Longwave upper trough near western Europe will partially disrupt on Friday, with one portion lifting northeastwards across France. On the forward side, PVA/divergence aloft will encourage broad ascent reinvigorating an old frontal boundary straddling East Anglia and Cen S / SE England and resulting in rain become more extensive through the day, wrapping around a surface low over northern France. On the northern flank of the low, a southeasterly flow aloft will encourage a bulge/tongue of high Theta-W air to advect westwards into SE England and East Anglia, with PWAT also once again close to 40mm. All-in-all, this setup has the potential to produce a lot of heavy rain in parts of southern and eastern England, and the associated risk of flooding - and not just from short-duration individual cells, but also from more widespread heavy rain with embedded convective elements.

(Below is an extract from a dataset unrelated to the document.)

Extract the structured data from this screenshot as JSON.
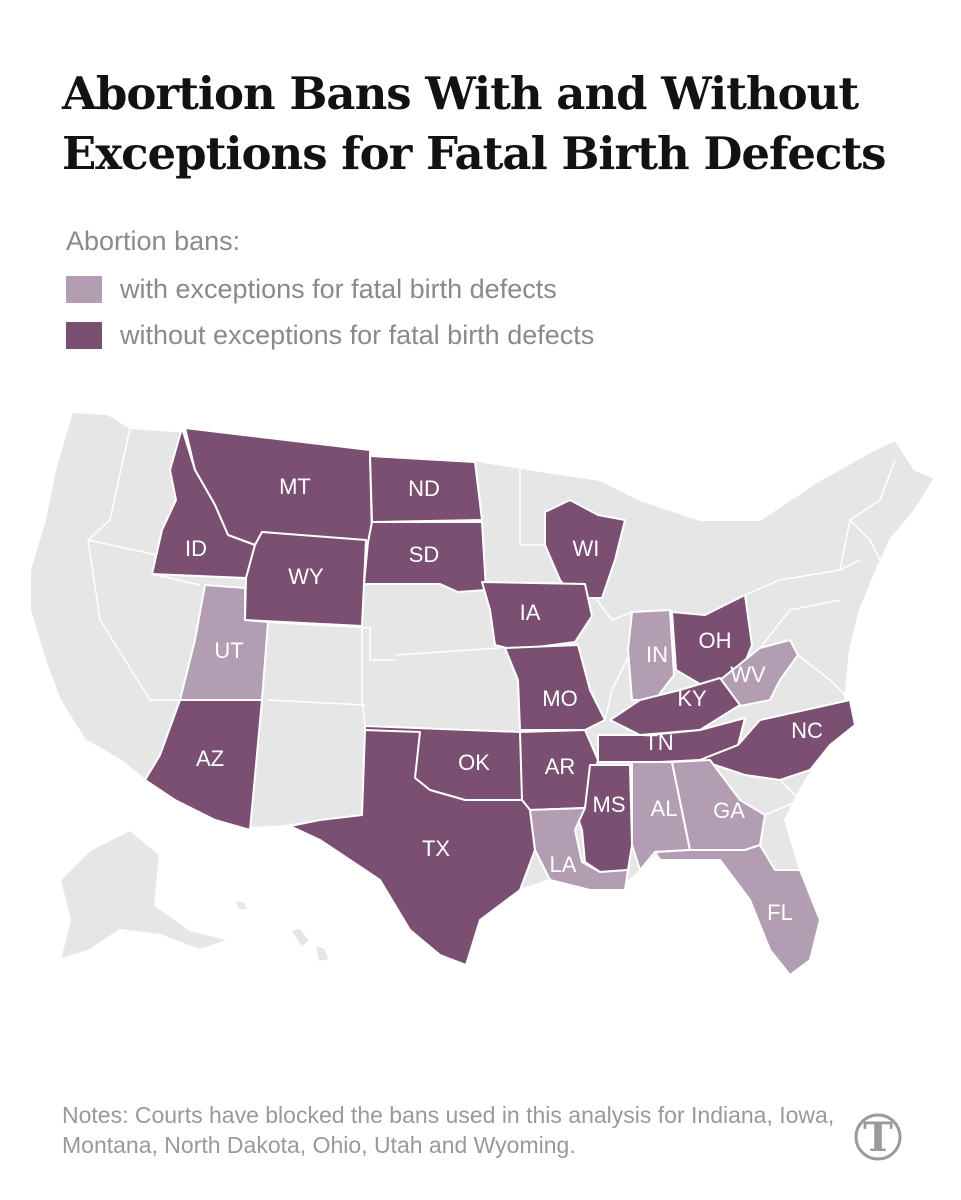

The exact location and shape of the overall pattern varies slightly amongst model guidance, and this casts some uncertainty over the site-specific detail (such as how active / far west the wrap-around rainfall will be). Either way, forecast profiles reveal a marked cold undercut, and so convection will be largely elevated and rooted from the 800-900mb layer warm bulge (surface temperatures of at least mid 20s Celsius, ideally higher, would be required for surface-based convection). While convective elements will be possible within the main rain band, here profiles look fairly saturated which will tend to limit the buoyancy of air parcels and naturally reduce the lightning risk. Meanwhile the degree of mid-level instability increases quite sharply with eastward extent - and so the position of various features will be key as to how much of this unstable environment can feed into SE England and East Anglia. There is substantial directional shear in the low-levels (northeasterly round to a southerly in the lowest 1km) but this will be below the cloud base, but nonetheless some workable shear is available within the cloud layer (both speed and directional). Rather moist profiles will also tend to limit the potential somewhat, but in either case there is the chance of some elevated thunderstorms developing over NE France and adjacent portions of the English Channel and southern North Sea that may get close to SE England and East Anglia during the afternoon and evening hours - the focus generally shifting northwards with time as the upper and surface lows advance slowly northwards. Eventually most activity should clear to the North Sea during the evening hours.